Sunday, May 23, 2010

Embrace and Extend (Pathfinder)

I've been reading one Pathfinder Chronicles book a week for the past month. This week I'm reading The Great Beyond, the planar book for the setting. It finally occurred to me why I like Pathfinder products so much.The model is a kinder, gentler version of "embrace and extend" from the software world. The products are intellectually compatible with what has come before. In other words, if there was subjective gravity on the Astral Plane in 3E, there is in Pathfinder (which means it probably matched 2E). In the case of this planar book, it has hints of flavor and mechanics going all the way back to Gygax and The Great Wheel, yet there's a feeling it could easily fit into AD&D 2nd Edition Planescape. Their approach embraces the past, while adding rarely seen depth. It avoids bizarre convoluted structures and name changes.

Where they depart from canon and extend beyond is with their sophisticated explanations and tone. For example, I just finished reading Book of the Damned, Vol 1, an in depth look at Hell. It was chilling. In past editions of the game, there was a mechanistic view of the planes. Everyone had an alignment. When they died, they went to the plane that best suited them, a kind of personal heaven. Book of the Damned basically says you go to Hell because you've been deceived. They hate you. They tricked you. You will suffer for your hubris. Yes, you belong there, but it's no heaven. You will be tortured and abused for eternity. Was is worth it? Paizo isn't pulling any punches. The mechanics remain the same, but the reasoning has matured. There is a more serious tone to much of their accessories that takes the premise that this stuff is for adults. Stuff characters do matters. It's material that TSR/Wizards of the Coast would be afraid to publish. It's right up there with the excellent, mature writing I've seen from White Wolf.

The Great Beyond continues with this extension of sophistication. There's an attempt to explain how reality works, not just describe it. For example, the entire transmigration of souls is discussed, from beginning to end. If this was ever done before in D&D, I haven't seen it. There's the origin on the positive energy plane, the souls journey to the prime material through star portals, the migration upon death and the various ways in which the soul can be captured or snagged, such as by hags in the shadow plane. There is no greater injustice in the mutiverse than an undeserving soul being ripped from its owners body and abused for eternity.

Other planets and solar systems have a place in the planes, which is unusual to see. And of course, there are many shades of gray. The traditional D&D planar tradition is that everything has a place and in extreme measure. The Great Beyond goes over the various factions within a plane and why they act the way they do (or hints at least). They don't act good or evil because they're on the plane of good or evil. They have their reasons including quite a few grudges that go back to the beginning of time.

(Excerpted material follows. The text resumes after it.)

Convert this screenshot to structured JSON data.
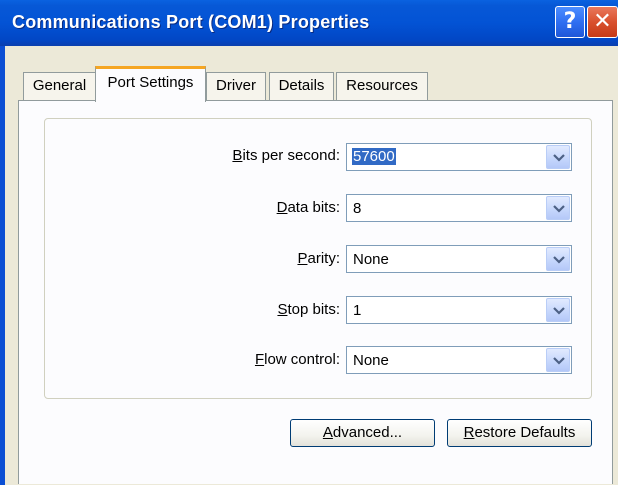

So I'm becoming a fan boy it seems. If D&D is your game, I think it's fair to say that if you've wanted some sophistication, you usually had to look elsewhere. Perhaps third party publishers or perhaps another game system (such as the previously mentioned White Wolf). Paizo is not Wizards of the Coast, aka Hasbro, currently trading on the New York Stock Exchange for $39.53. They can take chances and be edgy without worrying about corporate or angry moms or quarterly profits. I haven't seen really good "official" D&D writing since second edition. Sure, the rules were good, but where was the writing?  I guess you forget what you've been missing until you're re-introduced to it.